Ella misma tendría que hacer algo para evitar que se fueran.
El reloj de la consola central del coche le dijo que eran las cuatro de la mañana. Había pasado menos de una hora desde que dejó la nota en el tanque del baño del motel. Poco después, Rais se puso de pie repentinamente y anunció que era hora de irse. Sin una palabra de explicación, las sacó de la habitación del motel, pero no a la camioneta blanca en la que habían llegado. En vez de eso, las llevó a un coche más viejo, a unas pocas puertas de su habitación. Parecía no tener ningún problema mientras abría la puerta y las dejaba en el asiento trasero. Rais había tirado de la cubierta de la columna de ignición y conectado el vehículo en cuestión de segundos.
Y ahora estaban en el puerto, bajo el manto de la oscuridad y acercándose a la punta norte de la tierra, donde terminaba el hormigón y comenzaba la bahía de Newark.

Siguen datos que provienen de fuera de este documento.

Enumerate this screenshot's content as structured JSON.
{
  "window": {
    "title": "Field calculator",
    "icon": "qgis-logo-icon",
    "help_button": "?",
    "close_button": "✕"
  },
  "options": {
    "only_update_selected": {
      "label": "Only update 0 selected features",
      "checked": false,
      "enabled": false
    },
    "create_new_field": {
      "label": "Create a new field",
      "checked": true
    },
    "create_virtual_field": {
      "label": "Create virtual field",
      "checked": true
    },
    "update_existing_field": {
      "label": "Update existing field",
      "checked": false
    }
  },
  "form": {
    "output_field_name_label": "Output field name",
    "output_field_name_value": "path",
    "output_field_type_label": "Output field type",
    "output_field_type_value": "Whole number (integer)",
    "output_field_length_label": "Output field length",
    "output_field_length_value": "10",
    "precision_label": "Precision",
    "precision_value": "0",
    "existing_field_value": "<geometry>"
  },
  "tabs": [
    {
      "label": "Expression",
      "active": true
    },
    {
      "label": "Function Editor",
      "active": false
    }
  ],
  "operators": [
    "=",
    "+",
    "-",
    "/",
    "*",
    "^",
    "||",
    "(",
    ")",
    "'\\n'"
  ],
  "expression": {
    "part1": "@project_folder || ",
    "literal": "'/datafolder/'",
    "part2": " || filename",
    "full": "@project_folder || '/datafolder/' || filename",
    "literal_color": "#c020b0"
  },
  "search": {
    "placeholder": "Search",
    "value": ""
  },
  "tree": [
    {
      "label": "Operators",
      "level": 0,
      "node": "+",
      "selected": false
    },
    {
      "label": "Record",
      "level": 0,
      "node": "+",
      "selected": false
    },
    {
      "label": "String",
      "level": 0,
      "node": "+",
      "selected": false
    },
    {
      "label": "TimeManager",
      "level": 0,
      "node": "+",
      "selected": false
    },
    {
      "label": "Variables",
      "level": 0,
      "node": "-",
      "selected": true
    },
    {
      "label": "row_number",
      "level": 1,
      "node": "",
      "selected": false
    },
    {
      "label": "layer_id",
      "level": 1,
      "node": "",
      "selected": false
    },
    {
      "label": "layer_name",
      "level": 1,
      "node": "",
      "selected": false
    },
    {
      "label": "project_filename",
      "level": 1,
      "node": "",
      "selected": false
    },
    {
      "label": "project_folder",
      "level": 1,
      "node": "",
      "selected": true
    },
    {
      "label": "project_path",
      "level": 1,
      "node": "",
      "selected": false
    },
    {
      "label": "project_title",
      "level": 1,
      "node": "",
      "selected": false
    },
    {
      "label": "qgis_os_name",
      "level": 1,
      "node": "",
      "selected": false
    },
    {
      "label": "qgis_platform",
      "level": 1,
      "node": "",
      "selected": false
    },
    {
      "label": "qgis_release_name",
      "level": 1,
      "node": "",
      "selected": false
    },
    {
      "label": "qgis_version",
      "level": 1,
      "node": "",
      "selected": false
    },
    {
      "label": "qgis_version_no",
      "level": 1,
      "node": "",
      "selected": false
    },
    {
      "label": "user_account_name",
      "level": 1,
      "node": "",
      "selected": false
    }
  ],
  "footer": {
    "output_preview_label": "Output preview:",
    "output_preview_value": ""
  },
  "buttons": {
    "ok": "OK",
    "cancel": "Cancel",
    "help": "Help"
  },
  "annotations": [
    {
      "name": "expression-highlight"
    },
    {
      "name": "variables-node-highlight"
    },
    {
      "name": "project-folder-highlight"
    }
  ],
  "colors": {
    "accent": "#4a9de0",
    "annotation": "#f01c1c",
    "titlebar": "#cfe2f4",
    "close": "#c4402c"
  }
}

Rais ralentizó y aparcó el coche.
Maya miró más allá del parabrisas. Había un barco allí, uno bastante pequeño para los estándares comerciales. No podía tener más de sesenta pies de largo de extremo a extremo, y estaba cargado con contenedores de acero en forma de cubo que parecían tener unos cinco pies por cinco pies. La única luz en ese extremo del muelle, aparte de la luna y las estrellas, provenía de dos pálidas bombillas amarillas en el barco, una en la proa y otra en la popa.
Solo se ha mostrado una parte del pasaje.